Se nourrir ne se résume pas à alimenter son corps pour qu’il fonctionne : il y a dans l’alimentation une forte connotation affective. Le comportement alimentaire peut donc devenir la forme d’expression d’une souffrance, les troubles devenant des maladies à part entière qui peuvent mettre la vie en danger.Certains pensent à leur prochain repas dès qu’ils sortent de table, d’autres vivent l’alimentation comme une corvée. Gourmandise ou ascétisme, ces façons de s’alimenter sont-elles anormales ? Dans la plupart des cas, elles ne constituent pas un trouble du comportement alimentaire. Nous n’avons pas tous le même métabolisme, ni le même rapport à la nourriture. L’essentiel est que notre comportement alimentaire ne mette pas en péril notre santé et réponde aux besoins essentiels de notre organisme.
Les troubles alimentaires peuvent se classer en deux grandes catégories : les troubles boulimiques (avec prise excessive de nourriture) et les troubles anorexiques (avec restriction alimentaire plus ou moins stricte). Ces deux formes de troubles peuvent cependant coexister ; on parle alors d’anorexie-boulimie.
Les troubles anorexiques
Les personnes souffrant de troubles anorexiques (également appelée anorexie mentale) sont obsédées par l’idée de prendre du poids et s’imposent une conduite de restriction alimentaire sévère et durable. Certaines personnes, dites anorexiques contrôlées, respectent ces restrictions. D’autres, les anorexiques boulimiques, alternent phases anorexiques et crises de frénésie alimentaire, s’obligeant à compenser ces crises par une pratique sportive intense, des vomissements ou la prise de médicaments. A l’inverse des personnes souffrant de troubles boulimiques, les anorexiques perdent régulièrement du poids jusqu’à mettre leur vie en danger. Ces troubles sont pris en charge par des équipes pluridisciplinaires au sein de services de psychiatrie.
Les troubles de l’alimentation nocturne
Les troubles de l’alimentation nocturne (night-eating syndrome) se traduisent par un décalage de la prise alimentaire dans la soirée. Les personnes qui souffrent de ces troubles ne mangent rien avant le début, voire la fin de l’après-midi. Elles consomment de grandes quantités de nourriture pendant, et surtout après le dîner, éventuellement jusque tard dans la nuit. Elles souffrent de troubles du sommeil et se relèvent parfois la nuit pour manger. Ces troubles sont présents de manière chronique et peuvent être le symptôme d’une dépression.
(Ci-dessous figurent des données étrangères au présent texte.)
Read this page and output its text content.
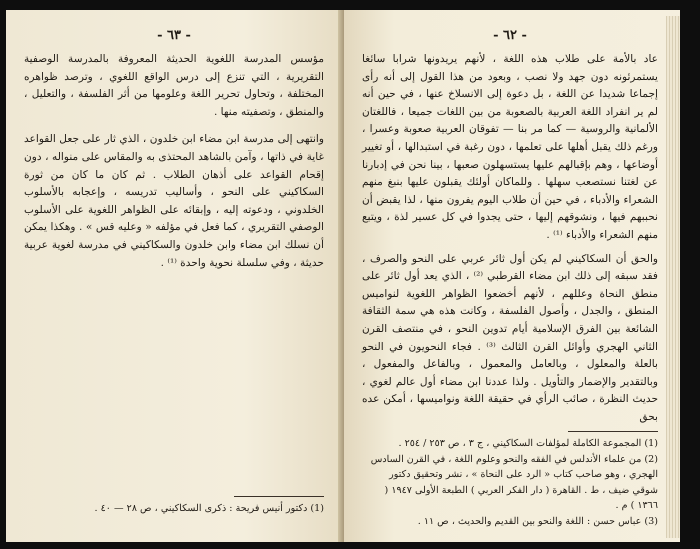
- ٦٣ -

مؤسس المدرسة اللغوية الحديثة المعروفة بالمدرسة الوصفية التقريرية ، التي تنزع إلى درس الواقع اللغوي ، وترصد ظواهره المختلفة ، وتحاول تحرير اللغة وعلومها من أثر الفلسفة ، والتعليل ، والمنطق ، وتصفيته منها .

وانتهى إلى مدرسة ابن مضاء ابن خلدون ، الذي ثار على جعل القواعد غاية في ذاتها ، وآمن بالشاهد المحتذى به والمقاس على منواله ، دون إقحام القواعد على أذهان الطلاب . ثم كان ما كان من ثورة السكاكيني على النحو ، وأساليب تدريسه ، وإعجابه بالأسلوب الخلدوني ، ودعوته إليه ، وإبقائه على الظواهر اللغوية على الأسلوب الوصفي التقريري ، كما فعل في مؤلفه « وعليه قس » . وهكذا يمكن أن نسلك ابن مضاء وابن خلدون والسكاكيني في مدرسة لغوية عربية حديثة ، وفي سلسلة نحوية واحدة ⁽¹⁾ .

(1) دكتور أنيس فريحة : ذكرى السكاكيني ، ص ٢٨ — ٤٠ .
- ٦٢ -

عاد بالأمة على طلاب هذه اللغة ، لأنهم يريدونها شرابا سائغا يستمرئونه دون جهد ولا نصب ، وبعود من هذا القول إلى أنه رأى إجماعا شديدا عن اللغة ، بل دعوة إلى الانسلاخ عنها ، في حين أنه لم ير انفراد اللغة العربية بالصعوبة من بين اللغات جميعا ، فاللغتان الألمانية والروسية — كما مر بنا — تفوقان العربية صعوبة وعسرا ، ورغم ذلك يقبل أهلها على تعلمها ، دون رغبة في استبدالها ، أو تغيير أوضاعها ، وهم بإقبالهم عليها يستسهلون صعبها ، بينا نحن في إدبارنا عن لغتنا نستصعب سهلها . وللماكان أولئك يقبلون عليها بنبغ منهم الشعراء والأدباء ، في حين أن طلاب اليوم يفرون منها ، لذا يقبض أن نحببهم فيها ، ونشوقهم إليها ، حتى يجدوا في كل عسير لذة ، ويتبع منهم الشعراء والأدباء ⁽¹⁾ .

والحق أن السكاكيني لم يكن أول ثائر عربي على النحو والصرف ، فقد سبقه إلى ذلك ابن مضاء القرطبي ⁽²⁾ ، الذي يعد أول ثائر على منطق النحاة وعللهم ، لأنهم أخضعوا الظواهر اللغوية لنواميس المنطق ، والجدل ، وأصول الفلسفة ، وكانت هذه هي سمة الثقافة الشائعة بين الفرق الإسلامية أيام تدوين النحو ، في منتصف القرن الثاني الهجري وأوائل القرن الثالث ⁽³⁾ . فجاء النحويون في النحو بالعلة والمعلول ، وبالعامل والمعمول ، وبالفاعل والمفعول ، وبالتقدير والإضمار والتأويل . ولذا عددنا ابن مضاء أول عالم لغوي ، حديث النظرة ، صائب الرأي في حقيقة اللغة ونواميسها ، أمكن عده بحق

(1) المجموعة الكاملة لمؤلفات السكاكيني ، ج ٣ ، ص ٢٥٣ / ٢٥٤ .
(2) من علماء الأندلس في الفقه والنحو وعلوم اللغة ، في القرن السادس الهجري ، وهو صاحب كتاب « الرد على النحاة » ، نشر وتحقيق دكتور شوقي ضيف ، ط . القاهرة ( دار الفكر العربي ) الطبعة الأولى ١٩٤٧ ( ١٣٦٦ ) م .
(3) عباس حسن : اللغة والنحو بين القديم والحديث ، ص ١١ .
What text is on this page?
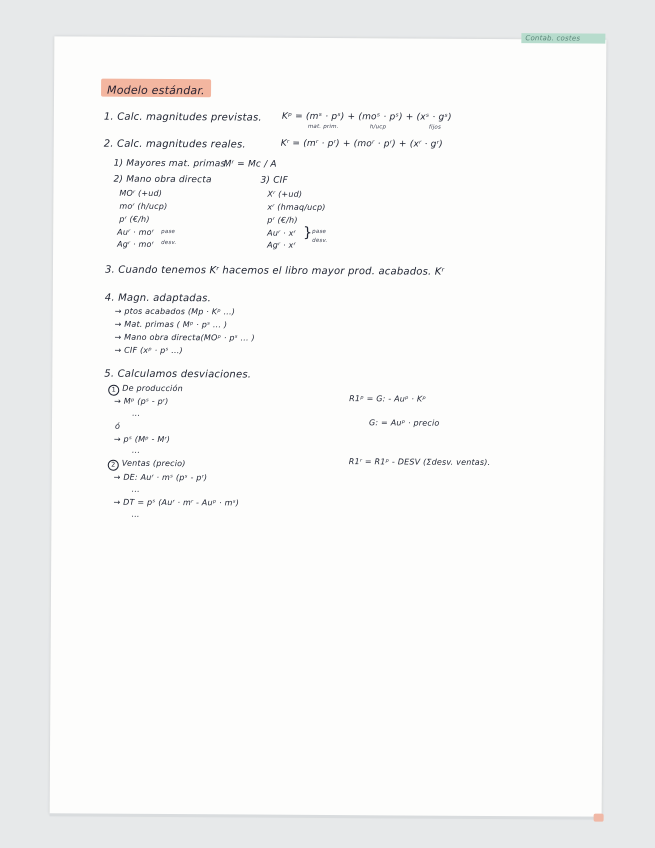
Contab. costes
Modelo estándar.
1. Calc. magnitudes previstas. Kᵖ = (mˢ · pˢ) + (moˢ · pˢ) + (xˢ · gˢ)
mat. prim.	h/ucp	fijos
2. Calc. magnitudes reales.	Kʳ = (mʳ · pʳ) + (moʳ · pʳ) + (xʳ · gʳ)
1) Mayores mat. primas.
Mʳ = Mc / A
2) Mano obra directa
MOʳ (+ud)
moʳ (h/ucp)
pʳ (€/h)
Auʳ · moʳ pase
Agʳ · moʳ desv.
3) CIF
Xʳ (+ud)
xʳ (hmaq/ucp)
pʳ (€/h)
Auʳ · xʳ
Agʳ · xʳ
} pase
desv.
3. Cuando tenemos Kʳ hacemos el libro mayor prod. acabados. Kʳ
4. Magn. adaptadas.
→ ptos acabados (Mp · Kᵖ ...)
→ Mat. primas ( Mᵖ · pˢ ... )
→ Mano obra directa(MOᵖ · pˢ ... )
→ CIF (xᵖ · pˢ ...)
5. Calculamos desviaciones.
1 De producción
→ Mᵖ (pˢ - pʳ)
...
ó
→ pˢ (Mᵖ - Mʳ)
...
2 Ventas (precio)
→ DE: Auʳ · mˢ (pˢ - pʳ)
...
→ DT = pˢ (Auʳ · mʳ - Auᵖ · mˢ)
...
R1ᵖ = G: - Auᵖ · Kᵖ
G: = Auᵖ · precio
R1ʳ = R1ᵖ - DESV (Σdesv. ventas).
Le somnambulisme alimentaire
Le somnambulisme alimentaire (sleep-eating syndrome) est une forme de somnambulisme pendant laquelle la personne mange, au lit ou ailleurs dans la maison, sans en avoir aucun souvenir le lendemain. Ce trouble du comportement alimentaire est également un trouble du sommeil et la personne qui en souffre se sent fatiguée et anxieuse. Les épisodes de somnambulisme alimentaire surviennent de manière occasionnelle ou régulière, souvent pendant un régime trop pauvre en calories. La personne somnambule a alors tendance à consommer les aliments qu’elle s’interdit habituellement. Ce type de trouble peut également être un effet indésirable de certains médicaments hypnotiques.
Les prises alimentaires non conscientes
Les prises alimentaires non-conscientes sont fréquentes. Les personnes consomment des aliments en dehors des repas, sans en garder le souvenir. Ce phénomène se produit le plus souvent chez des personnes qui suivent un régime contraignant. Tout se passe comme si, tiraillée entre le désir de manger et la volonté de suivre le régime, la conscience choisissait de ne pas mémoriser le moment où la règle a été enfreinte.